Он подошел к краю обрыва. Слева чуть мерцали огоньки в Махеронте, где сидел теперь Ирод Антипа со своими солдатами. Там, за Мертвым морем, скрывался во тьме его милый Энгадди, а за ним, дальше, на краю страшной пустыни, старый Геброн, близ которого в пещере Макпэла покоился прах Авраама, Исаака и Иакова. Правее стояло мутное зарево огней над уже невидным теперь Иерусалимом среди его бесплодной, как душа книжника, пустыни, а ближе, справа внизу, играли огоньки Иерихона, а еще ближе, на самом берегу Иордана, одинокой звездой горел чей-то костер — может быть, то Иоханан бдит со своими думами… Вздохнув, Иешуа отошел от обрыва и забрался на свою скалу…
Отсюда огней земли было совсем не видно, но в великолепии несказанном раскинулись над его головой огни неба. И долго-долго бродил он среди звезд восхищенными глазами и чувствовал, как все более и более успокаивается его душа, как все ярче, все несомненнее встает в ней та Божья правда, которой он готовился отдать всего себя… И мнились ему там, в серебристых глубинах неба, светлые хороводы ангелов добрых, и казалось ему, что он слышит сладкие и торжественные песнопения их: слава в вышних Богу, на земле мир, в человеках благоволение… Близок был тут, в пустыне, Бог…
Вспомнился Иоханан суровый и его угрозы… «Нет, это не то! — вдруг решил он. — Нет, не то… Не судить мир нужно, не грозить, но, любя, спасти…»
Вся душа его согрелась и точно белыми крыльями заплескала, и на обращенных к звездам глазах выступили слезы умиления…

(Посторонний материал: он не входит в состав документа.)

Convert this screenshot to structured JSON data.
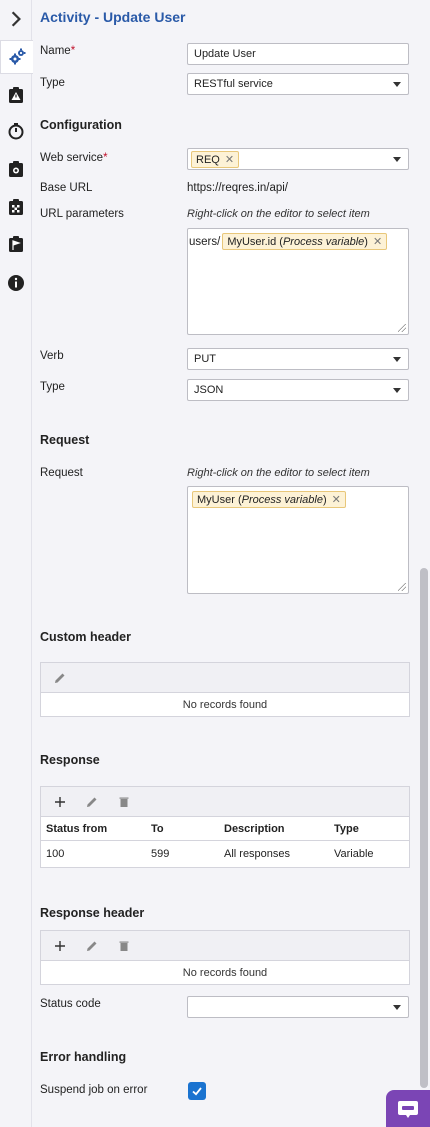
{
  "rail": {
    "expand_icon": "chevron-right-icon",
    "items": [
      {
        "icon": "gears-icon",
        "active": true
      },
      {
        "icon": "warning-clipboard-icon"
      },
      {
        "icon": "timer-icon"
      },
      {
        "icon": "camera-clipboard-icon"
      },
      {
        "icon": "checkered-flag-clipboard-icon"
      },
      {
        "icon": "flag-clipboard-icon"
      },
      {
        "icon": "info-icon"
      }
    ]
  },
  "title": "Activity - Update User",
  "fields": {
    "name_label": "Name",
    "name_value": "Update User",
    "type_label": "Type",
    "type_value": "RESTful service"
  },
  "configuration": {
    "heading": "Configuration",
    "web_service_label": "Web service",
    "web_service_chip": "REQ",
    "base_url_label": "Base URL",
    "base_url_value": "https://reqres.in/api/",
    "url_params_label": "URL parameters",
    "url_params_hint": "Right-click on the editor to select item",
    "url_params_prefix": "users/",
    "url_params_chip_name": "MyUser.id",
    "url_params_chip_kind": "Process variable",
    "verb_label": "Verb",
    "verb_value": "PUT",
    "type_label": "Type",
    "type_value": "JSON"
  },
  "request": {
    "heading": "Request",
    "label": "Request",
    "hint": "Right-click on the editor to select item",
    "chip_name": "MyUser",
    "chip_kind": "Process variable"
  },
  "custom_header": {
    "heading": "Custom header",
    "empty": "No records found"
  },
  "response": {
    "heading": "Response",
    "columns": [
      "Status from",
      "To",
      "Description",
      "Type"
    ],
    "rows": [
      [
        "100",
        "599",
        "All responses",
        "Variable"
      ]
    ]
  },
  "response_header": {
    "heading": "Response header",
    "empty": "No records found",
    "status_code_label": "Status code",
    "status_code_value": ""
  },
  "error_handling": {
    "heading": "Error handling",
    "suspend_label": "Suspend job on error",
    "suspend_checked": true
  },
  "colors": {
    "accent": "#2a5aa8",
    "checkbox": "#1a73d0",
    "chat": "#7b45b5"
  }
}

Из гор дохнуло ночным ветром. Иешуа снова почувствовал приступ голода, но есть было нечего. Он сидел и, обняв свои колена скрещенными руками, смотрел теплыми глазами в звездные поля… Где-то в ущелье дико заплакал хор шакалов. Темные тени зверей, крадучись, беззвучно носились среди камней и, сверкая золотисто-зелеными глазами, хищно урчали иногда и дрались… И опять потянуло ночным холодком…
Усталость брала свое… Он опустил голову на колени и вдруг услышал издавна знакомый ему тайный голос. Он звал его искусителем — сын своего века, он, как и все, верил в духов тьмы… И, как всегда, говорил дух тьмы не словами человеческими, а как-то без слов, точно горного ветра дыхание, точно рост трав, но так понятно, как если бы говорил то сам Иешуа…
— Так… — сказал тайный голос. — Что же теперь скажешь ты о своих взлетах в небо, сын Божий? Бот тебе и холодно, и голодно, и рыщут вокруг тебя дикие звери, от которых ты предусмотрительно забрался на этот камень — что же твой Отец? Восстань и преврати словом своим эти камни в хлеб и насыться…
— Не сказано ли в Писании, что не хлебом единым жив человек? — отвечал ему Иешуа, тоже без слов.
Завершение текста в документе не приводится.